We obtain a result similar to that of the simpler model:

Code
report::report(m_1_year_sourcetype)

We fitted a linear mixed model (estimated using ML and optimx optimizer) to predict frequency with scaled_year and source_type (formula: log(frequency) ~ scaled_year + source_type). The model included source as random effect (formula: ~1 | source). The model’s total explanatory power is weak (conditional R2 = 0.09) and the part related to the fixed effects alone (marginal R2) is of 0.08. The model’s intercept, corresponding to scaled_year = 0 and source_type = broadsheet, is at 0.79 (95% CI [0.69, 0.88], t(3037) = 16.43, p < .001). Within this model:

  • The effect of scaled year is statistically non-significant and negative (beta = -6.94e-03, 95% CI [-0.02, 2.23e-03], t(3037) = -1.48, p = 0.138; Std. beta = -9.60e-03, 95% CI [-0.02, 3.73e-03])
  • The effect of source type [tabloid] is statistically significant and positive (beta = 0.50, 95% CI [0.38, 0.62], t(3037) = 8.06, p < .001; Std. beta = 0.20, 95% CI [0.16, 0.25])

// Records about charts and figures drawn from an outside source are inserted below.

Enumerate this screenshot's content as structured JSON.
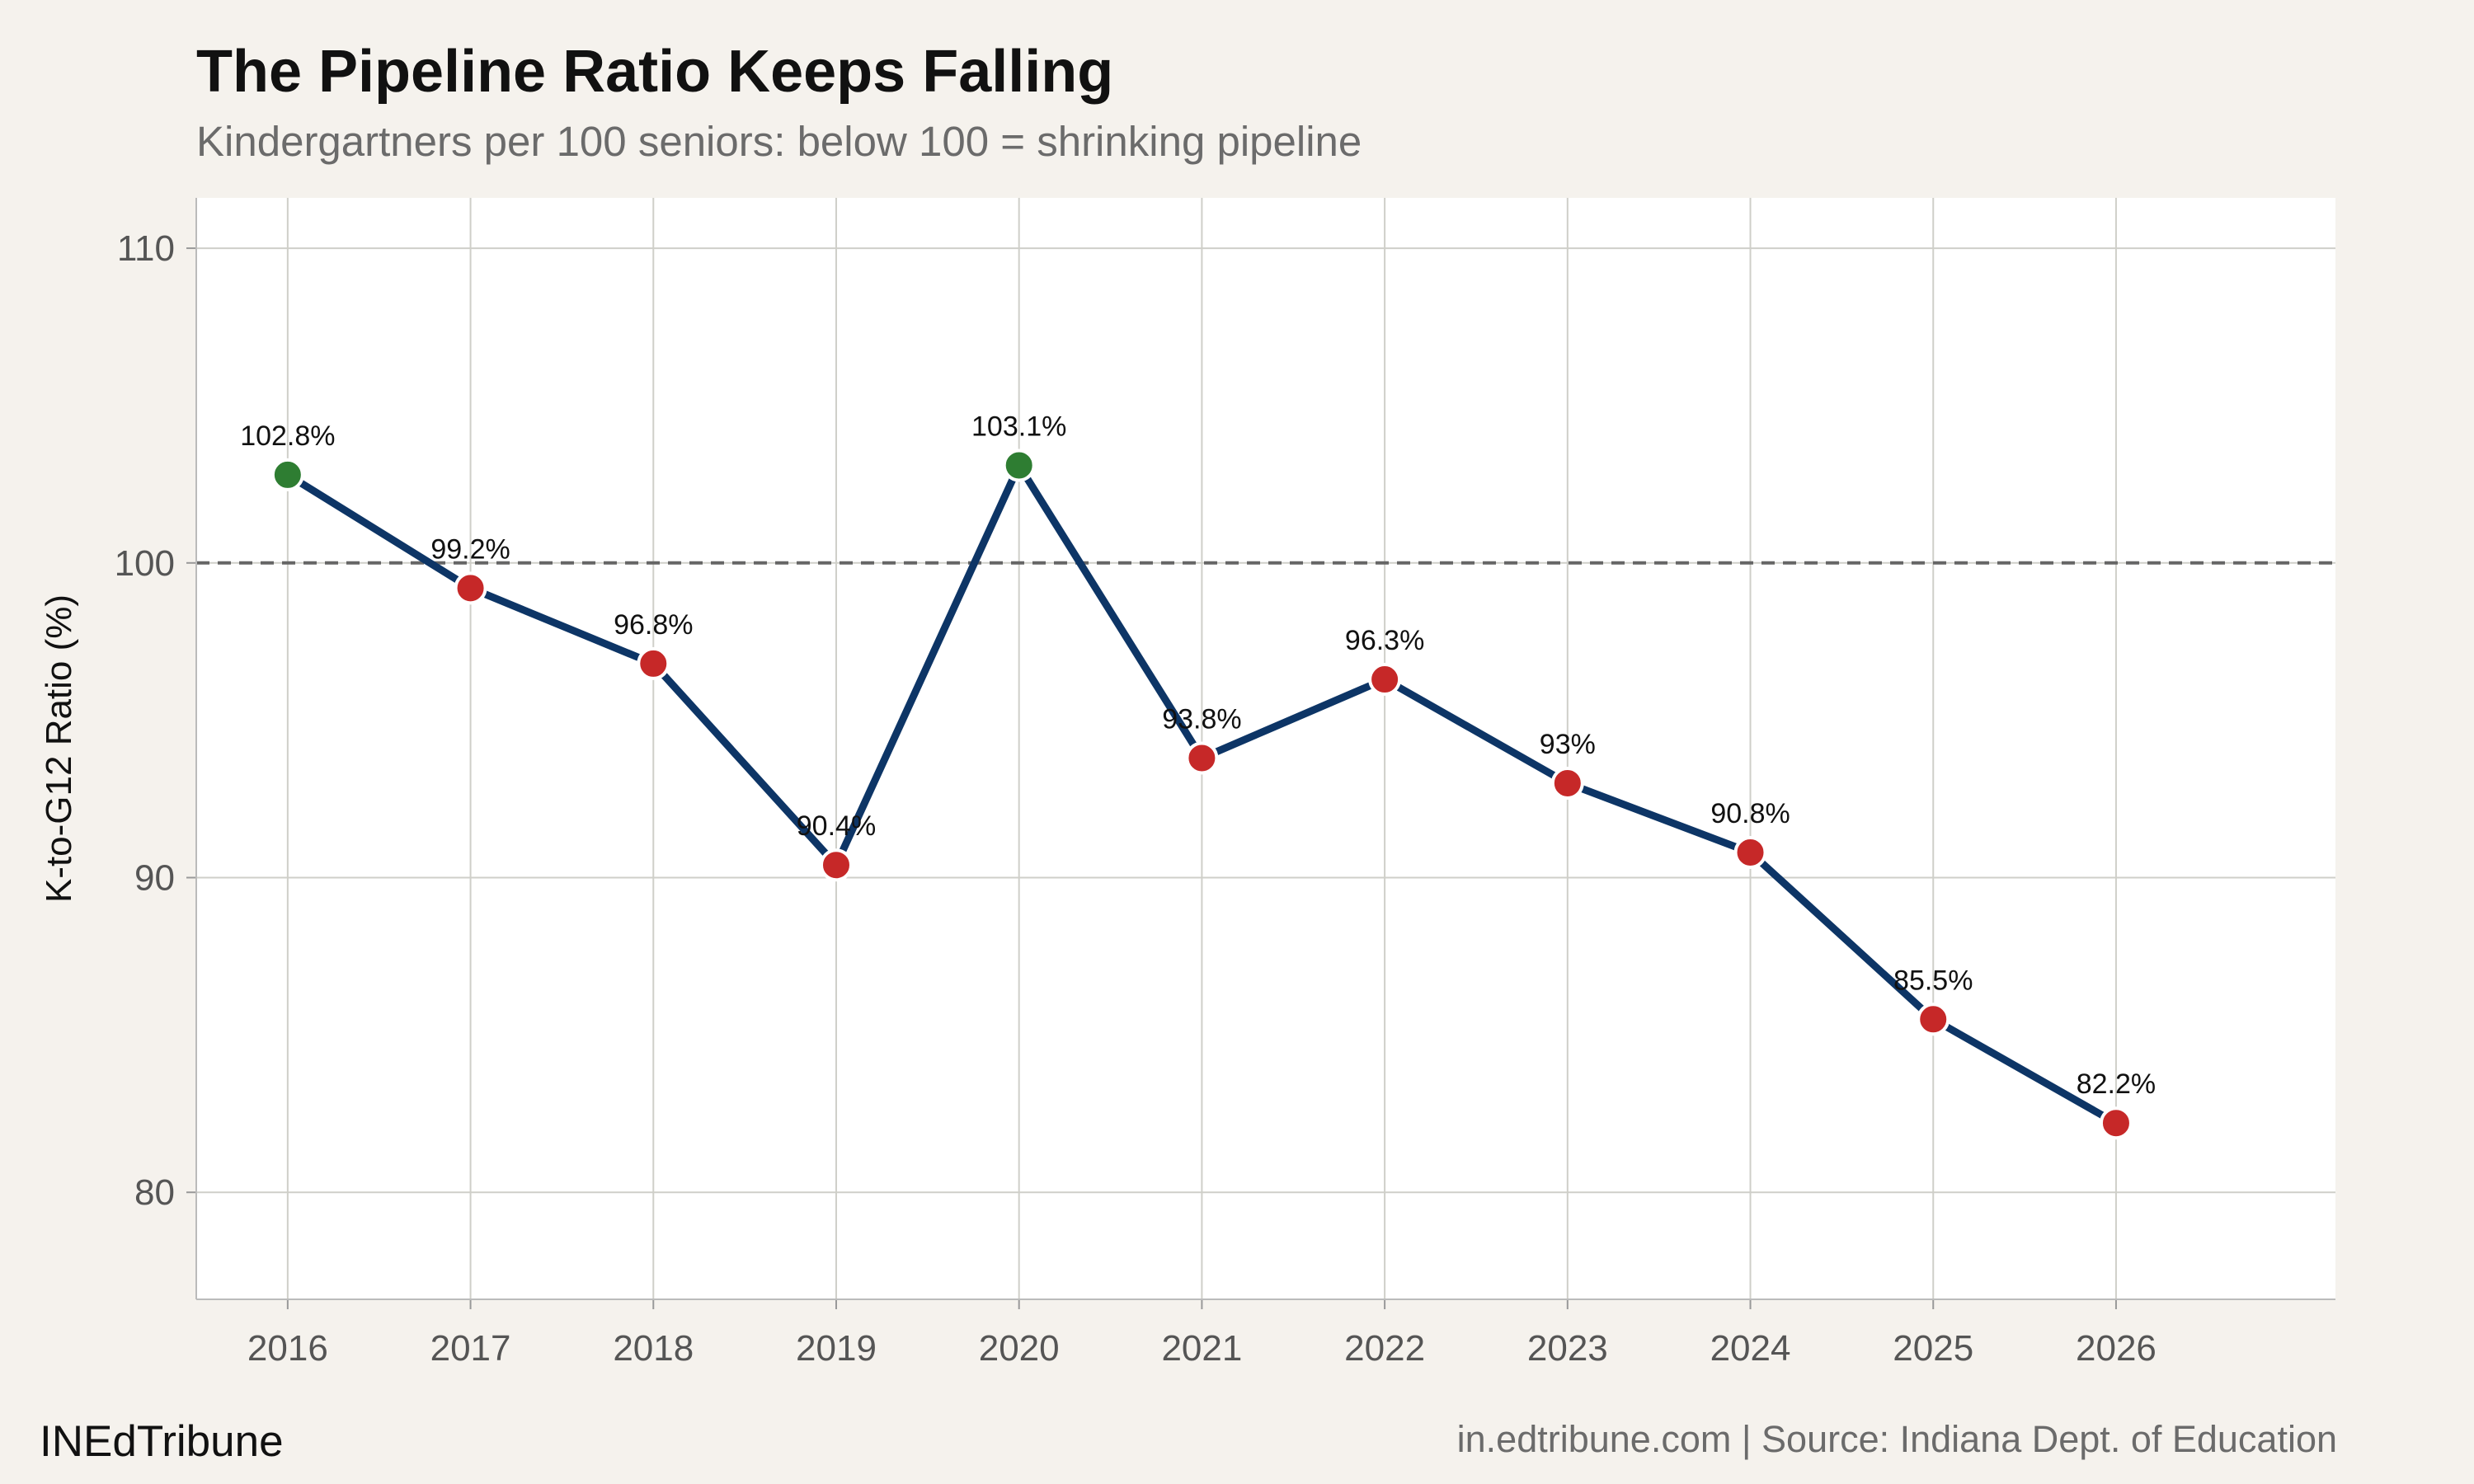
{
  "header": {
    "title": "The Pipeline Ratio Keeps Falling",
    "subtitle": "Kindergartners per 100 seniors: below 100 = shrinking pipeline"
  },
  "footer": {
    "brand": "INEdTribune",
    "source": "in.edtribune.com | Source: Indiana Dept. of Education"
  },
  "chart_data": {
    "type": "line",
    "title": "The Pipeline Ratio Keeps Falling",
    "subtitle": "Kindergartners per 100 seniors: below 100 = shrinking pipeline",
    "xlabel": "",
    "ylabel": "K-to-G12 Ratio (%)",
    "x": [
      2016,
      2017,
      2018,
      2019,
      2020,
      2021,
      2022,
      2023,
      2024,
      2025,
      2026
    ],
    "series": [
      {
        "values": [
          102.8,
          99.2,
          96.8,
          90.4,
          103.1,
          93.8,
          96.3,
          93.0,
          90.8,
          85.5,
          82.2
        ],
        "labels": [
          "102.8%",
          "99.2%",
          "96.8%",
          "90.4%",
          "103.1%",
          "93.8%",
          "96.3%",
          "93%",
          "90.8%",
          "85.5%",
          "82.2%"
        ]
      }
    ],
    "reference_line": 100,
    "xlim": [
      2015.5,
      2027.2
    ],
    "ylim": [
      76.6,
      111.6
    ],
    "yticks": [
      80,
      90,
      100,
      110
    ],
    "xticks": [
      2016,
      2017,
      2018,
      2019,
      2020,
      2021,
      2022,
      2023,
      2024,
      2025,
      2026
    ],
    "grid": true,
    "legend": "none",
    "colors": {
      "line": "#0d3566",
      "above_100": "#2e7d32",
      "below_100": "#c62828",
      "reference": "#666666",
      "panel": "#ffffff",
      "grid": "#cfcfc9"
    }
  }
}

Standardized parameters were obtained by fitting the model on a standardized version of the dataset. 95% Confidence Intervals (CIs) and p-values were computed using

To summarise:

  • The effect of year was not found to be significant.
  • Relative to the Advertiser, the Age, Australian, Canberra Times, Courier Mail and Sydney Morning Herald had less frequency of condition-first language.